Asia-Pacific (and Asia as a whole) are crucially important to KPMG’s development and also that of the Australian economy.
“China is a fascinating case study,” Wilson comments. “Both in terms of its growth and the way in which they are looking to build that economy and change the social fabric of the country. But you can really see that they are also looking to change the way the world economy looks and challenge the existing ways.”
Wilson singles out Vietnam as an economy to watch: “It has a population of 80 million people who are relatively young and highly educated. Venture capitalists are working in the country, private equity is in there; we will be talking about Vietnam in a very different way in ten years’ time than we are today.”

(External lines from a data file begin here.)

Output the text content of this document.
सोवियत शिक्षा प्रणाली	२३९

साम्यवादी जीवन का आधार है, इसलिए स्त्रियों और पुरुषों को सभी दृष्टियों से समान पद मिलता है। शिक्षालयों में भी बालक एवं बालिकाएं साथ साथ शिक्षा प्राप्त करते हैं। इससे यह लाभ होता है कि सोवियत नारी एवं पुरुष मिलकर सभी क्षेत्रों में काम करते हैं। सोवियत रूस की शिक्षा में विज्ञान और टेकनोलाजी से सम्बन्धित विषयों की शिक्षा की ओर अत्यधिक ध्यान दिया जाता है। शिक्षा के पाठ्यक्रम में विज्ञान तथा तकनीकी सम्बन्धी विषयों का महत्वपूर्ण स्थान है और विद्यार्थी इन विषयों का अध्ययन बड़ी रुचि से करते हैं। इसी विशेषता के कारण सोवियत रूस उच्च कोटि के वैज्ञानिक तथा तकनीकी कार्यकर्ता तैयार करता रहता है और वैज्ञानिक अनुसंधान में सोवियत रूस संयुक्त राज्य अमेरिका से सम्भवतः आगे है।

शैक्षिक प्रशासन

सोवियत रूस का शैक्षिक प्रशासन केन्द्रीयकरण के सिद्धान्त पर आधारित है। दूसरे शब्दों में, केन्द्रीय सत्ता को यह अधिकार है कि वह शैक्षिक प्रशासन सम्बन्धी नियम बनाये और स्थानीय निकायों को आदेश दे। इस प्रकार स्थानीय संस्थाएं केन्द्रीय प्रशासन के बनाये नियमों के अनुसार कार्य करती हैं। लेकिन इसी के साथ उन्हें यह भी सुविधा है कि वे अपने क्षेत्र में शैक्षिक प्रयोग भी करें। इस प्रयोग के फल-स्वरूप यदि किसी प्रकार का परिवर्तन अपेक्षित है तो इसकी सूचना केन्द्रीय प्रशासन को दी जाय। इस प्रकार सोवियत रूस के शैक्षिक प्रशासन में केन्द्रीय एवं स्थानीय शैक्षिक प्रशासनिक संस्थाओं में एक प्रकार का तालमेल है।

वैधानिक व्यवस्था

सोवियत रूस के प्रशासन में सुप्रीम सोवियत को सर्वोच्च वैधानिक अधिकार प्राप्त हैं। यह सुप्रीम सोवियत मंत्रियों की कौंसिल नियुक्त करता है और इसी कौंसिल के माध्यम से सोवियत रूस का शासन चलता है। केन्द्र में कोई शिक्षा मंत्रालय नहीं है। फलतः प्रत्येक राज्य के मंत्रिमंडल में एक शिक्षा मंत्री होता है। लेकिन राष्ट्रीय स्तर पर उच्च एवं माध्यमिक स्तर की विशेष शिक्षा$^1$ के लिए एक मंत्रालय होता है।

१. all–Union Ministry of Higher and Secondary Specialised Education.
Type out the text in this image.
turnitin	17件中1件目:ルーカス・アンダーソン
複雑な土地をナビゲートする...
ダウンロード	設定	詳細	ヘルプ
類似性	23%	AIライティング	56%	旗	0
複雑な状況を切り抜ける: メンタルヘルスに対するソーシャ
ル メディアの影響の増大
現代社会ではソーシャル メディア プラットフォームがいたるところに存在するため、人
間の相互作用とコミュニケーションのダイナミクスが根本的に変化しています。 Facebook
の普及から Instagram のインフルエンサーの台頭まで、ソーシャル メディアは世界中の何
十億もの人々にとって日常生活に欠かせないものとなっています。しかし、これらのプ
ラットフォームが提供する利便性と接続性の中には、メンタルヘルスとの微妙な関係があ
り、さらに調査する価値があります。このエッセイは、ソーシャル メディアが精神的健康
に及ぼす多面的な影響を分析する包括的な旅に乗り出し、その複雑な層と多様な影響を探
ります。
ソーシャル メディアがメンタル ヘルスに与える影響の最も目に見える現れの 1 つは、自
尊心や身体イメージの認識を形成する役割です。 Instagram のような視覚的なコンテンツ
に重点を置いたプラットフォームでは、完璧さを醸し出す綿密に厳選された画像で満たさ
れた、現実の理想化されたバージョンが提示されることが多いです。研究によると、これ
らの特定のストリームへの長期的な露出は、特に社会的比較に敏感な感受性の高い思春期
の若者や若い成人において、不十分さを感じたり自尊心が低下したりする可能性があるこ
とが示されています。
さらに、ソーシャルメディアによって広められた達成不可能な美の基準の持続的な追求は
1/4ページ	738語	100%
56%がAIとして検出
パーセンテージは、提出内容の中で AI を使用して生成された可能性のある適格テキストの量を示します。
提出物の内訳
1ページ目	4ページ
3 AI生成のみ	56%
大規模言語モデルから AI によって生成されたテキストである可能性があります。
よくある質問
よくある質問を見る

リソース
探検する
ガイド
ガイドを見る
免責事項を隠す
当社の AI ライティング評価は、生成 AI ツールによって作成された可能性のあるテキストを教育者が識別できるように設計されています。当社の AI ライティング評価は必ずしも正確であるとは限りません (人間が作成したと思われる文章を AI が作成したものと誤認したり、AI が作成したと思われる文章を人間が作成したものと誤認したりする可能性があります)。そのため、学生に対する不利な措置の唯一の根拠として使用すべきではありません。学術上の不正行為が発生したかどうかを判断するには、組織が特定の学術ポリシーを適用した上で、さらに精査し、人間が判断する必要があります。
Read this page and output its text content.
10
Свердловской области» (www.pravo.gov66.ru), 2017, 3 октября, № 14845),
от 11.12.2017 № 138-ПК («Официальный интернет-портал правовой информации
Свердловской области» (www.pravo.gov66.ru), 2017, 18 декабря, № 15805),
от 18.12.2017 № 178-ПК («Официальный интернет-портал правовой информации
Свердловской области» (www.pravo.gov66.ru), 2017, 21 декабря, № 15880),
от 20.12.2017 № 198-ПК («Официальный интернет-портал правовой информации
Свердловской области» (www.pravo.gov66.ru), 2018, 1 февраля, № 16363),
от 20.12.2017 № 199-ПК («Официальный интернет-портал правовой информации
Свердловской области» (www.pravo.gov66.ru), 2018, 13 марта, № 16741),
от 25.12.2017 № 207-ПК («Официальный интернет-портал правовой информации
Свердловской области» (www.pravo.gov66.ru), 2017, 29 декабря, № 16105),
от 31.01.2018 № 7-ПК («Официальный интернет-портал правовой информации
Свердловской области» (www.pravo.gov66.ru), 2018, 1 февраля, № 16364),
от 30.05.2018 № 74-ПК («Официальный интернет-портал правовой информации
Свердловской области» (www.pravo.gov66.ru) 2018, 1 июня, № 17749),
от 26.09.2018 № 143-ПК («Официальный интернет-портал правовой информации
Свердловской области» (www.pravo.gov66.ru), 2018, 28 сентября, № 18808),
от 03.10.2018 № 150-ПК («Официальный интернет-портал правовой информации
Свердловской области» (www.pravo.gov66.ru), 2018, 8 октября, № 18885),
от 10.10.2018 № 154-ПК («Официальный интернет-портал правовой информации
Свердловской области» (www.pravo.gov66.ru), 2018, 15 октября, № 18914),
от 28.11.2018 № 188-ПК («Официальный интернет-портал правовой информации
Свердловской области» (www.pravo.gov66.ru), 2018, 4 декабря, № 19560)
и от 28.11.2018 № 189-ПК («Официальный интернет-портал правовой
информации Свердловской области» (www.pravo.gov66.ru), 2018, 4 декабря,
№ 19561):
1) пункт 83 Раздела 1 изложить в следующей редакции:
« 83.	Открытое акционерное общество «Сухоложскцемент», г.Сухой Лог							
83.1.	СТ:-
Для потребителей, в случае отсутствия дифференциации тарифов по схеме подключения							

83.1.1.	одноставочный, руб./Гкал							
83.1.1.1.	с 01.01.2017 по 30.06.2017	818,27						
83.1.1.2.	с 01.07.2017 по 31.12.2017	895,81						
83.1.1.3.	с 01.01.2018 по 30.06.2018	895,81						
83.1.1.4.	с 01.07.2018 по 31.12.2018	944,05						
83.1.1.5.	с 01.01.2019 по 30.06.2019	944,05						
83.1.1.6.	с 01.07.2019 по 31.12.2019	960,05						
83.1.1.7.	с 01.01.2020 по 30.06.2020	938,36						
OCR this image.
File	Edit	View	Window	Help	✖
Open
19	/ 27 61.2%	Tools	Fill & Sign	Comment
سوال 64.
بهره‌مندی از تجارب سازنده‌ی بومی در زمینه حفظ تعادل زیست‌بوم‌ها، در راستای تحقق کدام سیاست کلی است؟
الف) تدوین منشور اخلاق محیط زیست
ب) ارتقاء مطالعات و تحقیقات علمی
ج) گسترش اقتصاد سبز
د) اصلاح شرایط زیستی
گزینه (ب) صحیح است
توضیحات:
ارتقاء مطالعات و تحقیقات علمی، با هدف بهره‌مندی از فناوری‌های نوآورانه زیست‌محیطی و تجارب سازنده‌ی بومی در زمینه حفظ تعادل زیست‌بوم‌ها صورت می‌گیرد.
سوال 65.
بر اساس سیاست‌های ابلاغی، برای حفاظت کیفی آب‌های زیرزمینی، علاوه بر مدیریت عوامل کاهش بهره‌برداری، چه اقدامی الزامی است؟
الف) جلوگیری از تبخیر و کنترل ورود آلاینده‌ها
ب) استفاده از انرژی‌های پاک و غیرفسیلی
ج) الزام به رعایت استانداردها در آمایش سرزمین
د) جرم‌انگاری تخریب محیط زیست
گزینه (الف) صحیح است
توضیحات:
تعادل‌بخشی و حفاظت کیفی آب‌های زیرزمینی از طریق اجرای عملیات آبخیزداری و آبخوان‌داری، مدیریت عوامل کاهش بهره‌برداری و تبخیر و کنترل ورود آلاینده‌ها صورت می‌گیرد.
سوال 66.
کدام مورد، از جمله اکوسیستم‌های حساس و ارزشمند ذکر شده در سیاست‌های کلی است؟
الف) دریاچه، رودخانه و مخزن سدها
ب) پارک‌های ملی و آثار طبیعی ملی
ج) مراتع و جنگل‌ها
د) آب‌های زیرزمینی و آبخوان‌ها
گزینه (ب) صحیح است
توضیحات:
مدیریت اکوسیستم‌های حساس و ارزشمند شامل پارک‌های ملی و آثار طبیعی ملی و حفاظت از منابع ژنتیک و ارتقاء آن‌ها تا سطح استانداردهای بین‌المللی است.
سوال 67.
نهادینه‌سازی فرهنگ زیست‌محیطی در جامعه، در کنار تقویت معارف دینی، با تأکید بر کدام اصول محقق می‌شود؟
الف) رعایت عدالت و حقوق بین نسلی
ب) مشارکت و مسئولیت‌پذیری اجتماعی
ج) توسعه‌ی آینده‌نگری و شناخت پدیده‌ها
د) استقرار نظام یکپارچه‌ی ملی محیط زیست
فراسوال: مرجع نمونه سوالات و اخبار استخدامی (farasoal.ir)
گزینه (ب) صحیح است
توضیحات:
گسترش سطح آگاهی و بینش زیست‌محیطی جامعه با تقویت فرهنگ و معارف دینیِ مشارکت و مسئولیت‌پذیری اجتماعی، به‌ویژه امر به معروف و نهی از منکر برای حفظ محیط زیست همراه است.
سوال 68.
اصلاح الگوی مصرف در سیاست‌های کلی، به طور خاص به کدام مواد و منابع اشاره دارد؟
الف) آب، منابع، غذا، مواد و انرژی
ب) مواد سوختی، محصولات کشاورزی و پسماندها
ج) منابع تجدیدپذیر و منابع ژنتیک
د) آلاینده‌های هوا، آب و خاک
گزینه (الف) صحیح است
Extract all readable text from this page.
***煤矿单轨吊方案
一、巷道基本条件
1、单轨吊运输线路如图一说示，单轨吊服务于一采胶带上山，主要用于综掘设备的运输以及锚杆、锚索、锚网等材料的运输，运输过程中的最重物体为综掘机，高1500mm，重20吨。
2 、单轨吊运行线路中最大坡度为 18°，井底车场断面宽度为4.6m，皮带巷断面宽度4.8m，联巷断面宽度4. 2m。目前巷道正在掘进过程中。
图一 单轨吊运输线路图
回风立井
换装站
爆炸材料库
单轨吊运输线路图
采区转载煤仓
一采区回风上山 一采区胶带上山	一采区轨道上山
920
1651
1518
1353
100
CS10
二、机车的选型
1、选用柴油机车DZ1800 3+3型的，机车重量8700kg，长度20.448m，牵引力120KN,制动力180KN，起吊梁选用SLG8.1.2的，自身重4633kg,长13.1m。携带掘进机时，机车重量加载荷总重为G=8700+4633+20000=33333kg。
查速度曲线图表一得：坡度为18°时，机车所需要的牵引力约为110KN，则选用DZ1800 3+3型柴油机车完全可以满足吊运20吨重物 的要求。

The leaders of the major KPMG International member firms in Asia meet each quarter for a strategy meeting and while Wilson says there are no immediate plans to follow KPMG Europe’s lead and chase a legal merger between the country members, he does not rule it out.
Wilson says: “Each of the country practices co-operate and work together very closely. Having said that, it is worth exploring to the extent to which certain countries can share resources or infrastructure and get some efficiency gains. We need to ask: can the same service be done in a more efficient manner?”
KPMG Australia may be in good shape but there is much for Wilson, ever the optimist, to do as he takes the firm to the next stage of its development.